In a daze, I check the rest of the apartment. I know she’s already gone. It doesn’t stop me from calling her name.
When I get to my bedroom and see the canvas, I freeze. On it, there’s a painting of a Marine. He’s bloodied and beaten, bruises cover his body. But underneath his image is a single word. Unbroken.
It hits me in the gut.
She left this for me.
Even after seeing the scars tonight, she didn’t flinch.
I wish more than anything, I’d done it differently. Maybe if we hadn’t had sex, she wouldn’t have run. Maybe if I’d been willing to go slower, she would have felt safe enough to stay.
But none of those thoughts ring true to me.
Something tells me she would have run either way.
Because that’s who Lacey is. She’s a runner and an escape artist. The kind of woman who’s hard to hold.
Still staring at the painting, I reach out and trace the soldier’s features. I yank my phone from my pocket and dial her number.
My heart skips a beat when she answers on the third ring.
She doesn’t say anything and neither do I. We’re just two people frozen in the middle of uncertainty.
“You don’t have to run, kitten,” I whisper the words. Now I’m the one in the abandoned parking lot, trying desperately to hold onto someone that’s too scarred to hope for love.
“Tonight was a beautiful night but let’s leave it at that,” she says. Her voice shakes and she sniffs as if she’s been crying.
Grief claws at my heart that she’s hurting. Even if her wounds are self-inflicted, it doesn’t ease my pain. We became joined today, a bond was formed and now, I’ll forever feel her joy and heartache and disappointments as my own.
“Tell me where you are.” I close my eyes and focus on the sound of the call, hoping I can hear enough background noise to discern where she is.
“Somewhere safe,” she answers.
“I’ll find you,” I promise. “If I have to search the whole damn world and give up everything I own, I’ll do that. I’ll keep searching until you’re in my arms again.”
“Let me go, Ryan. You’ll be better that way,” she says before the line goes dead.
What little remains of my heart shatters all over again.
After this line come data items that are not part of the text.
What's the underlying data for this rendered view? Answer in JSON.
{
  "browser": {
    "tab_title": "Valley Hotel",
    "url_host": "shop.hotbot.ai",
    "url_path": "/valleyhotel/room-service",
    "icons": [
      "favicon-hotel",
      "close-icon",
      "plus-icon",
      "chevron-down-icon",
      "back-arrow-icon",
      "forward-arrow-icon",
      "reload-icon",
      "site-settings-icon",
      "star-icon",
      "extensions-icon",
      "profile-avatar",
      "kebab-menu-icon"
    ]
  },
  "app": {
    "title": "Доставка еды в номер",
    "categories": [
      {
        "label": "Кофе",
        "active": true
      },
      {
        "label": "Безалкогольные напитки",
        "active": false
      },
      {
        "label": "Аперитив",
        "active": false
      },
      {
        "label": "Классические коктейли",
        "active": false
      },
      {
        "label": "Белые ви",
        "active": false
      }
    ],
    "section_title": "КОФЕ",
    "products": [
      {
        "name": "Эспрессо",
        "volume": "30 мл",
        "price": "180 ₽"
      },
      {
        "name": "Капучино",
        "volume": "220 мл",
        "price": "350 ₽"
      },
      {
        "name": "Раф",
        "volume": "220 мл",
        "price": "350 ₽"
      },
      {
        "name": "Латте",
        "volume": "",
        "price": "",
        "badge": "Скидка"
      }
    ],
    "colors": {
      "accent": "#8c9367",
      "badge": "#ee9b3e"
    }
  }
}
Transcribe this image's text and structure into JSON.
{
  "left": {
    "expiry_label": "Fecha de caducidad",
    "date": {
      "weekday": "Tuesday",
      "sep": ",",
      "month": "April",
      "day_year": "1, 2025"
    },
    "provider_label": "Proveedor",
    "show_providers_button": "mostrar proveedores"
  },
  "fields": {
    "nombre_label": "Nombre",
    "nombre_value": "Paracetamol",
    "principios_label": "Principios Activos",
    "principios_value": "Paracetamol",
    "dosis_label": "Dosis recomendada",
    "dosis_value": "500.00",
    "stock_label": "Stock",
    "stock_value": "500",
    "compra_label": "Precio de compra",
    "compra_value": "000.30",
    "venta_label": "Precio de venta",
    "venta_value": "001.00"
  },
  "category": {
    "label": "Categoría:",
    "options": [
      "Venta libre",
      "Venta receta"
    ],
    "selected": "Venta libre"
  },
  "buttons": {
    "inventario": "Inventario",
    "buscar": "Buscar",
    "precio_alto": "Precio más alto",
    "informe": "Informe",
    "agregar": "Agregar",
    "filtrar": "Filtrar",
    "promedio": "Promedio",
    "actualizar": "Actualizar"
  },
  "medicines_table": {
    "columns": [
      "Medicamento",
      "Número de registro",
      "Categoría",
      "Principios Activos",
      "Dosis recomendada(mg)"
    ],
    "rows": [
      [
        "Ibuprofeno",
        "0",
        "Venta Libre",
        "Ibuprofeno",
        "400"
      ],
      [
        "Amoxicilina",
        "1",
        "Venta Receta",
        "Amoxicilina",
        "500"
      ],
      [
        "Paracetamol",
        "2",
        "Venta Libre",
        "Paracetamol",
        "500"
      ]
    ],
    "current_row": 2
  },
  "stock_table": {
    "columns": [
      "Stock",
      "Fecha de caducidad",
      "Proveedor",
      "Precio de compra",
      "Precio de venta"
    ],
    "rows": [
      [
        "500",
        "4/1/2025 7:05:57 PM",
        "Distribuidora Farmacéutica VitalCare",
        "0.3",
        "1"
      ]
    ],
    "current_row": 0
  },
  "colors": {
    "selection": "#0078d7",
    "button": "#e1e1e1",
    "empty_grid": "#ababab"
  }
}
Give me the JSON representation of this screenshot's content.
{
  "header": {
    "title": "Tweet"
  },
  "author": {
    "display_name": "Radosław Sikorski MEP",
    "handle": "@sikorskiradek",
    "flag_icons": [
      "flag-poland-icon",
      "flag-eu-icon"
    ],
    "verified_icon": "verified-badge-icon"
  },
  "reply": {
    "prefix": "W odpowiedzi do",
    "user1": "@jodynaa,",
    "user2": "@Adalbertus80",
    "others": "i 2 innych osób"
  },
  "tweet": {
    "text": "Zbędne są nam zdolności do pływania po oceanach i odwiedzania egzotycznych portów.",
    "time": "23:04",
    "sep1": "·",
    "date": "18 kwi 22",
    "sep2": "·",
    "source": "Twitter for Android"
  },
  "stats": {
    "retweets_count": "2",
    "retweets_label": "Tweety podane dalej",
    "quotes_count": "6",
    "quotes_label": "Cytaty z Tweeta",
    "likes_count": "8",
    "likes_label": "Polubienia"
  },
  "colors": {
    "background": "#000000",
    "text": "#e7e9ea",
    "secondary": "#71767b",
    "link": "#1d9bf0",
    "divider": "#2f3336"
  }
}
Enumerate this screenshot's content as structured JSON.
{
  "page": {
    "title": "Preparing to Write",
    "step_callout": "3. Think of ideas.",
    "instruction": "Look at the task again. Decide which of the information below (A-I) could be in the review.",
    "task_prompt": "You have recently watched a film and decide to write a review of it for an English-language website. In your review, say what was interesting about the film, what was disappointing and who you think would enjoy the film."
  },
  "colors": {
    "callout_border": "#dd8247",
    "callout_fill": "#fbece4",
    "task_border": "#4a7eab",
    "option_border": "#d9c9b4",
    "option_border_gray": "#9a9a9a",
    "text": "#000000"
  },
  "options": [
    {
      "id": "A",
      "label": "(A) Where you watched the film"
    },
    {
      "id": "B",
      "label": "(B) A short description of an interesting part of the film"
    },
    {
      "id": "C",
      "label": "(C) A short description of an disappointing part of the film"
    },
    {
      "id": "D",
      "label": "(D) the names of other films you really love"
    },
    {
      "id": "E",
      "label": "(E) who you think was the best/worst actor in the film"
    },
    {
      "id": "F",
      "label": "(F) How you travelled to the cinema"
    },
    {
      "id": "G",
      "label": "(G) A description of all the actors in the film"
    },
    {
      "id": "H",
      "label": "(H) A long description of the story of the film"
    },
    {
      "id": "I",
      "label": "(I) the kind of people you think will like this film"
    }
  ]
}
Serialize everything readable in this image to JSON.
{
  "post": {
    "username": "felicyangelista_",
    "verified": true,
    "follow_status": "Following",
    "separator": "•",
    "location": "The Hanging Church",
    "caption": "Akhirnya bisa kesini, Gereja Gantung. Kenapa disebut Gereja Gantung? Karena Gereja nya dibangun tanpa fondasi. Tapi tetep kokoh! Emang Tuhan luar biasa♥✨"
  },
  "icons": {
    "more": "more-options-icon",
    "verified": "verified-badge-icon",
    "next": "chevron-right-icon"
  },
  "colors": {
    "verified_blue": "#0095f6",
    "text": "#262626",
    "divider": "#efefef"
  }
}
I wander through the apartment, looking for anything she may have left behind.
At first, all I find is an old bottle of purple nail polish and receipts for grape slushies at the gas station.
Then I check her closet and discover the canvases.
Her other work was based on her life. Maybe these ones are too. I stare and stare at them, looking for a clue as to where she went. But it’s always the same theme in her paintings…a lost little girl looking for a home.
I shake my head at the girl in the painting who is staring longingly at a red house with a happy family inside. “Don’t you know I would have been your home, Lacey?”